Is a little bit of knowledge dangerous in a divorce?


In a divorce, it can be. Listening to your friends, neighbors or relatives boast or bemoan about their divorce and what they acquired or didn’t can be extremely dangerous.

One important maxim that is true in every divorce is that EVERY DIVORCE is DIFFERENT.

Don’t think that just because your neighbor’s divorce ended with her getting the house and the kids, that the same will apply to your divorce. And when a newly divorced acquaintance starts bragging about how he took his ex-wife “to the cleaners,” etc., take it with a grain of salt. It is best to smile and nod, and move on to something more neutral, like the weather.

When you first consult with a lawyer about a potential divorce, come armed with the facts of your marriage.  Massachusetts has specific factors to be considered by the court.  The following factors are evaluated to determine the division of property in a divorce.
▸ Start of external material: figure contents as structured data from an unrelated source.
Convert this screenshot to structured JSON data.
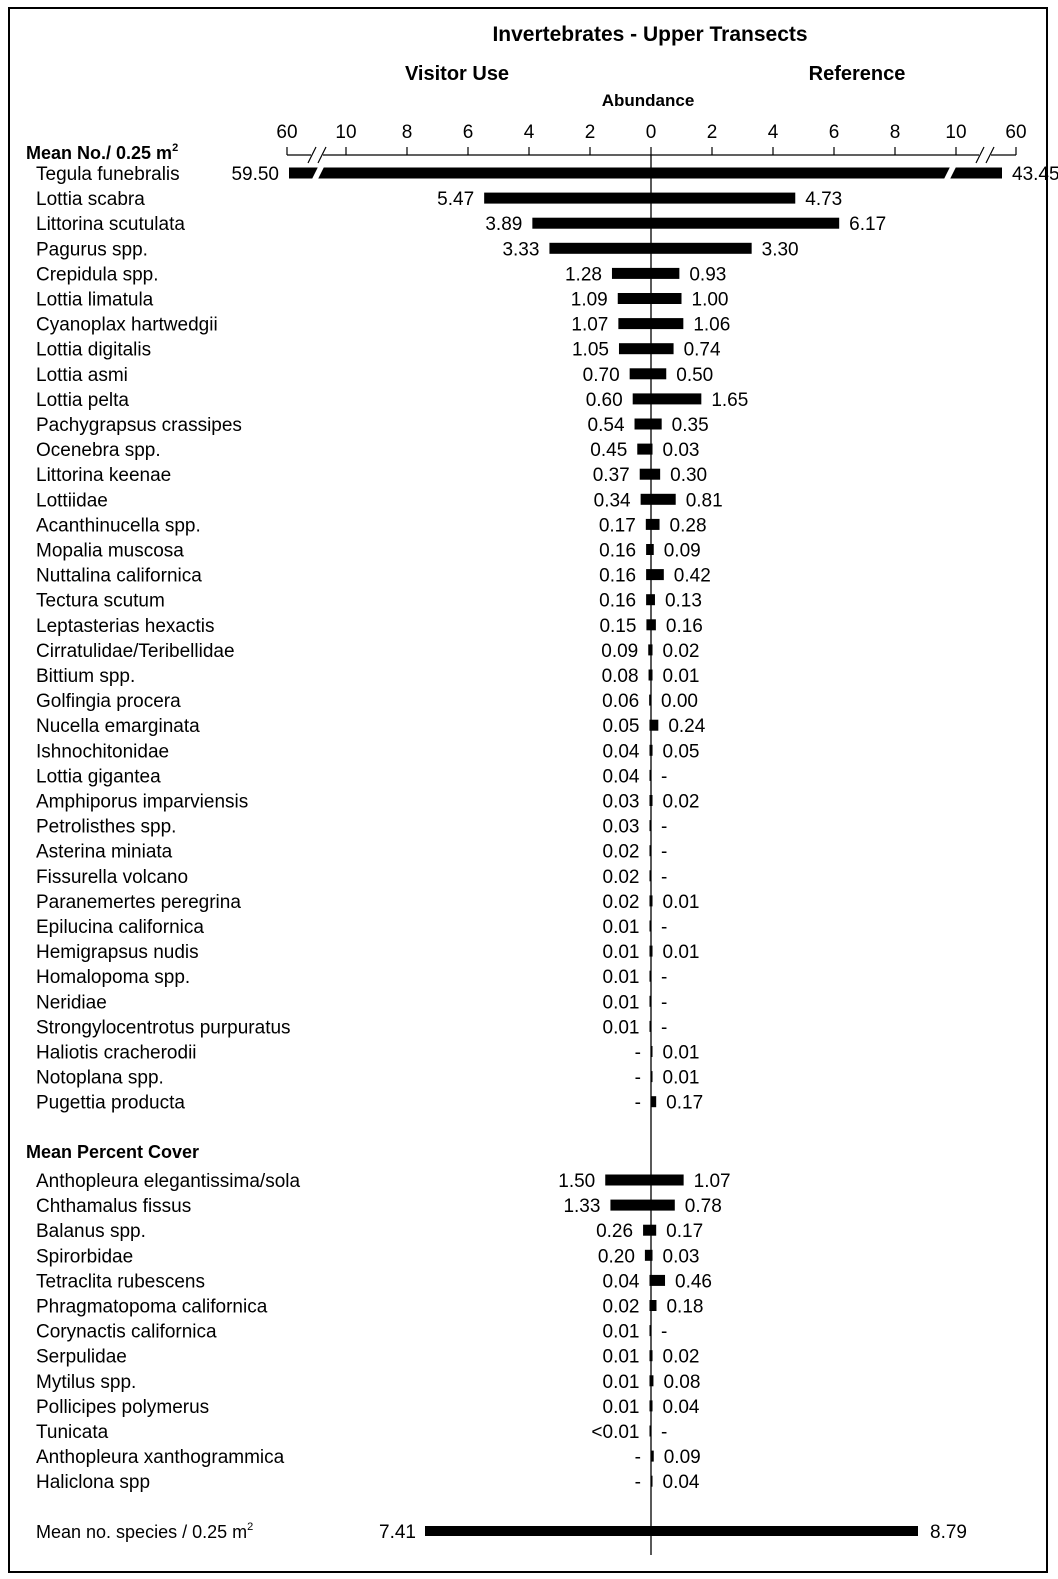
{
  "chart_data": {
    "type": "bar",
    "title": "Invertebrates - Upper Transects",
    "left_header": "Visitor Use",
    "right_header": "Reference",
    "axis_label": "Abundance",
    "axis_left_ticks": [
      "60",
      "10",
      "8",
      "6",
      "4",
      "2"
    ],
    "axis_center_tick": "0",
    "axis_right_ticks": [
      "2",
      "4",
      "6",
      "8",
      "10",
      "60"
    ],
    "sections": [
      {
        "title": "Mean No./ 0.25 m",
        "title_sup": "2",
        "rows": [
          {
            "name": "Tegula funebralis",
            "visitor": 59.5,
            "reference": 43.45,
            "visitor_label": "59.50",
            "reference_label": "43.45"
          },
          {
            "name": "Lottia scabra",
            "visitor": 5.47,
            "reference": 4.73,
            "visitor_label": "5.47",
            "reference_label": "4.73"
          },
          {
            "name": "Littorina scutulata",
            "visitor": 3.89,
            "reference": 6.17,
            "visitor_label": "3.89",
            "reference_label": "6.17"
          },
          {
            "name": "Pagurus spp.",
            "visitor": 3.33,
            "reference": 3.3,
            "visitor_label": "3.33",
            "reference_label": "3.30"
          },
          {
            "name": "Crepidula spp.",
            "visitor": 1.28,
            "reference": 0.93,
            "visitor_label": "1.28",
            "reference_label": "0.93"
          },
          {
            "name": "Lottia limatula",
            "visitor": 1.09,
            "reference": 1.0,
            "visitor_label": "1.09",
            "reference_label": "1.00"
          },
          {
            "name": "Cyanoplax hartwedgii",
            "visitor": 1.07,
            "reference": 1.06,
            "visitor_label": "1.07",
            "reference_label": "1.06"
          },
          {
            "name": "Lottia digitalis",
            "visitor": 1.05,
            "reference": 0.74,
            "visitor_label": "1.05",
            "reference_label": "0.74"
          },
          {
            "name": "Lottia asmi",
            "visitor": 0.7,
            "reference": 0.5,
            "visitor_label": "0.70",
            "reference_label": "0.50"
          },
          {
            "name": "Lottia pelta",
            "visitor": 0.6,
            "reference": 1.65,
            "visitor_label": "0.60",
            "reference_label": "1.65"
          },
          {
            "name": "Pachygrapsus crassipes",
            "visitor": 0.54,
            "reference": 0.35,
            "visitor_label": "0.54",
            "reference_label": "0.35"
          },
          {
            "name": "Ocenebra spp.",
            "visitor": 0.45,
            "reference": 0.03,
            "visitor_label": "0.45",
            "reference_label": "0.03"
          },
          {
            "name": "Littorina keenae",
            "visitor": 0.37,
            "reference": 0.3,
            "visitor_label": "0.37",
            "reference_label": "0.30"
          },
          {
            "name": "Lottiidae",
            "visitor": 0.34,
            "reference": 0.81,
            "visitor_label": "0.34",
            "reference_label": "0.81"
          },
          {
            "name": "Acanthinucella spp.",
            "visitor": 0.17,
            "reference": 0.28,
            "visitor_label": "0.17",
            "reference_label": "0.28"
          },
          {
            "name": "Mopalia muscosa",
            "visitor": 0.16,
            "reference": 0.09,
            "visitor_label": "0.16",
            "reference_label": "0.09"
          },
          {
            "name": "Nuttalina californica",
            "visitor": 0.16,
            "reference": 0.42,
            "visitor_label": "0.16",
            "reference_label": "0.42"
          },
          {
            "name": "Tectura scutum",
            "visitor": 0.16,
            "reference": 0.13,
            "visitor_label": "0.16",
            "reference_label": "0.13"
          },
          {
            "name": "Leptasterias hexactis",
            "visitor": 0.15,
            "reference": 0.16,
            "visitor_label": "0.15",
            "reference_label": "0.16"
          },
          {
            "name": "Cirratulidae/Teribellidae",
            "visitor": 0.09,
            "reference": 0.02,
            "visitor_label": "0.09",
            "reference_label": "0.02"
          },
          {
            "name": "Bittium spp.",
            "visitor": 0.08,
            "reference": 0.01,
            "visitor_label": "0.08",
            "reference_label": "0.01"
          },
          {
            "name": "Golfingia procera",
            "visitor": 0.06,
            "reference": 0.0,
            "visitor_label": "0.06",
            "reference_label": "0.00"
          },
          {
            "name": "Nucella emarginata",
            "visitor": 0.05,
            "reference": 0.24,
            "visitor_label": "0.05",
            "reference_label": "0.24"
          },
          {
            "name": "Ishnochitonidae",
            "visitor": 0.04,
            "reference": 0.05,
            "visitor_label": "0.04",
            "reference_label": "0.05"
          },
          {
            "name": "Lottia gigantea",
            "visitor": 0.04,
            "reference": null,
            "visitor_label": "0.04",
            "reference_label": "-"
          },
          {
            "name": "Amphiporus imparviensis",
            "visitor": 0.03,
            "reference": 0.02,
            "visitor_label": "0.03",
            "reference_label": "0.02"
          },
          {
            "name": "Petrolisthes spp.",
            "visitor": 0.03,
            "reference": null,
            "visitor_label": "0.03",
            "reference_label": "-"
          },
          {
            "name": "Asterina miniata",
            "visitor": 0.02,
            "reference": null,
            "visitor_label": "0.02",
            "reference_label": "-"
          },
          {
            "name": "Fissurella volcano",
            "visitor": 0.02,
            "reference": null,
            "visitor_label": "0.02",
            "reference_label": "-"
          },
          {
            "name": "Paranemertes peregrina",
            "visitor": 0.02,
            "reference": 0.01,
            "visitor_label": "0.02",
            "reference_label": "0.01"
          },
          {
            "name": "Epilucina californica",
            "visitor": 0.01,
            "reference": null,
            "visitor_label": "0.01",
            "reference_label": "-"
          },
          {
            "name": "Hemigrapsus nudis",
            "visitor": 0.01,
            "reference": 0.01,
            "visitor_label": "0.01",
            "reference_label": "0.01"
          },
          {
            "name": "Homalopoma spp.",
            "visitor": 0.01,
            "reference": null,
            "visitor_label": "0.01",
            "reference_label": "-"
          },
          {
            "name": "Neridiae",
            "visitor": 0.01,
            "reference": null,
            "visitor_label": "0.01",
            "reference_label": "-"
          },
          {
            "name": "Strongylocentrotus purpuratus",
            "visitor": 0.01,
            "reference": null,
            "visitor_label": "0.01",
            "reference_label": "-"
          },
          {
            "name": "Haliotis cracherodii",
            "visitor": null,
            "reference": 0.01,
            "visitor_label": "-",
            "reference_label": "0.01"
          },
          {
            "name": "Notoplana spp.",
            "visitor": null,
            "reference": 0.01,
            "visitor_label": "-",
            "reference_label": "0.01"
          },
          {
            "name": "Pugettia producta",
            "visitor": null,
            "reference": 0.17,
            "visitor_label": "-",
            "reference_label": "0.17"
          }
        ]
      },
      {
        "title": "Mean Percent Cover",
        "title_sup": "",
        "rows": [
          {
            "name": "Anthopleura elegantissima/sola",
            "visitor": 1.5,
            "reference": 1.07,
            "visitor_label": "1.50",
            "reference_label": "1.07"
          },
          {
            "name": "Chthamalus fissus",
            "visitor": 1.33,
            "reference": 0.78,
            "visitor_label": "1.33",
            "reference_label": "0.78"
          },
          {
            "name": "Balanus spp.",
            "visitor": 0.26,
            "reference": 0.17,
            "visitor_label": "0.26",
            "reference_label": "0.17"
          },
          {
            "name": "Spirorbidae",
            "visitor": 0.2,
            "reference": 0.03,
            "visitor_label": "0.20",
            "reference_label": "0.03"
          },
          {
            "name": "Tetraclita rubescens",
            "visitor": 0.04,
            "reference": 0.46,
            "visitor_label": "0.04",
            "reference_label": "0.46"
          },
          {
            "name": "Phragmatopoma californica",
            "visitor": 0.02,
            "reference": 0.18,
            "visitor_label": "0.02",
            "reference_label": "0.18"
          },
          {
            "name": "Corynactis californica",
            "visitor": 0.01,
            "reference": null,
            "visitor_label": "0.01",
            "reference_label": "-"
          },
          {
            "name": "Serpulidae",
            "visitor": 0.01,
            "reference": 0.02,
            "visitor_label": "0.01",
            "reference_label": "0.02"
          },
          {
            "name": "Mytilus spp.",
            "visitor": 0.01,
            "reference": 0.08,
            "visitor_label": "0.01",
            "reference_label": "0.08"
          },
          {
            "name": "Pollicipes polymerus",
            "visitor": 0.01,
            "reference": 0.04,
            "visitor_label": "0.01",
            "reference_label": "0.04"
          },
          {
            "name": "Tunicata",
            "visitor": 0.005,
            "reference": null,
            "visitor_label": "<0.01",
            "reference_label": "-"
          },
          {
            "name": "Anthopleura xanthogrammica",
            "visitor": null,
            "reference": 0.09,
            "visitor_label": "-",
            "reference_label": "0.09"
          },
          {
            "name": "Haliclona spp",
            "visitor": null,
            "reference": 0.04,
            "visitor_label": "-",
            "reference_label": "0.04"
          }
        ]
      }
    ],
    "summary": {
      "name": "Mean no. species / 0.25 m",
      "name_sup": "2",
      "visitor": 7.41,
      "reference": 8.79,
      "visitor_label": "7.41",
      "reference_label": "8.79"
    },
    "colors": {
      "bar": "#000000",
      "text": "#000000",
      "background": "#ffffff"
    }
  }
}
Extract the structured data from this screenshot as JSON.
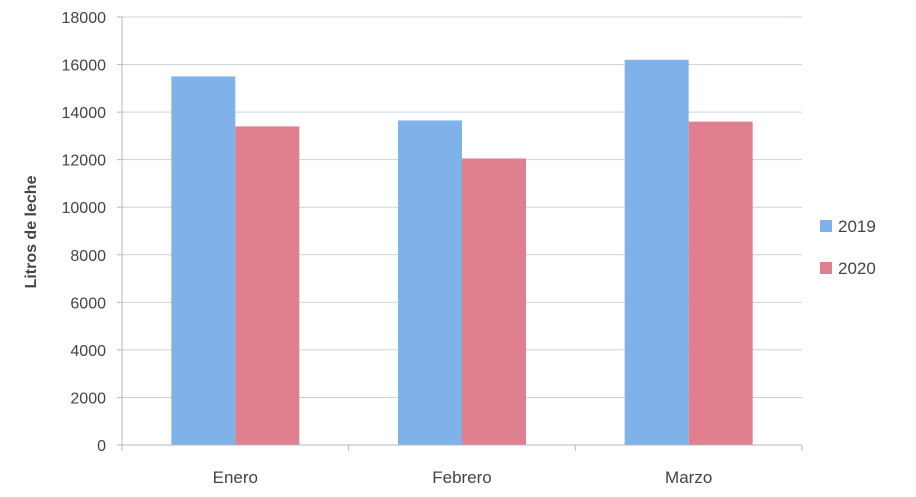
{
  "chart_data": {
    "type": "bar",
    "categories": [
      "Enero",
      "Febrero",
      "Marzo"
    ],
    "series": [
      {
        "name": "2019",
        "values": [
          15500,
          13650,
          16200
        ],
        "color": "#7fb2e8"
      },
      {
        "name": "2020",
        "values": [
          13400,
          12050,
          13600
        ],
        "color": "#e07f8e"
      }
    ],
    "title": "",
    "xlabel": "",
    "ylabel": "Litros de leche",
    "ylim": [
      0,
      18000
    ],
    "yticks": [
      0,
      2000,
      4000,
      6000,
      8000,
      10000,
      12000,
      14000,
      16000,
      18000
    ],
    "grid": true,
    "legend_position": "right"
  }
}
  • The length of the marriage
  • The conduct of the parties during the marriage
  • Age
  • Health
  • Station
  • Occupation
  • Amount and sources of income
  • Vocational skills
  • Employability
  • Estate
  • Liabilities and needs of each of the parties
  • Opportunities of each for future acquisition of capital assets and income
  • Amount and duration of alimony, if any
  • Present and future needs of dependent children
  • Contribution of each of the parties in the acquisition, preservation or appreciation in value of their respective estate
  • Contribution of each of the parties as a homemaker to the family unit

Bottom line, consult a divorce lawyer and learn the law as it relates to the facts of your case from a seasoned professional.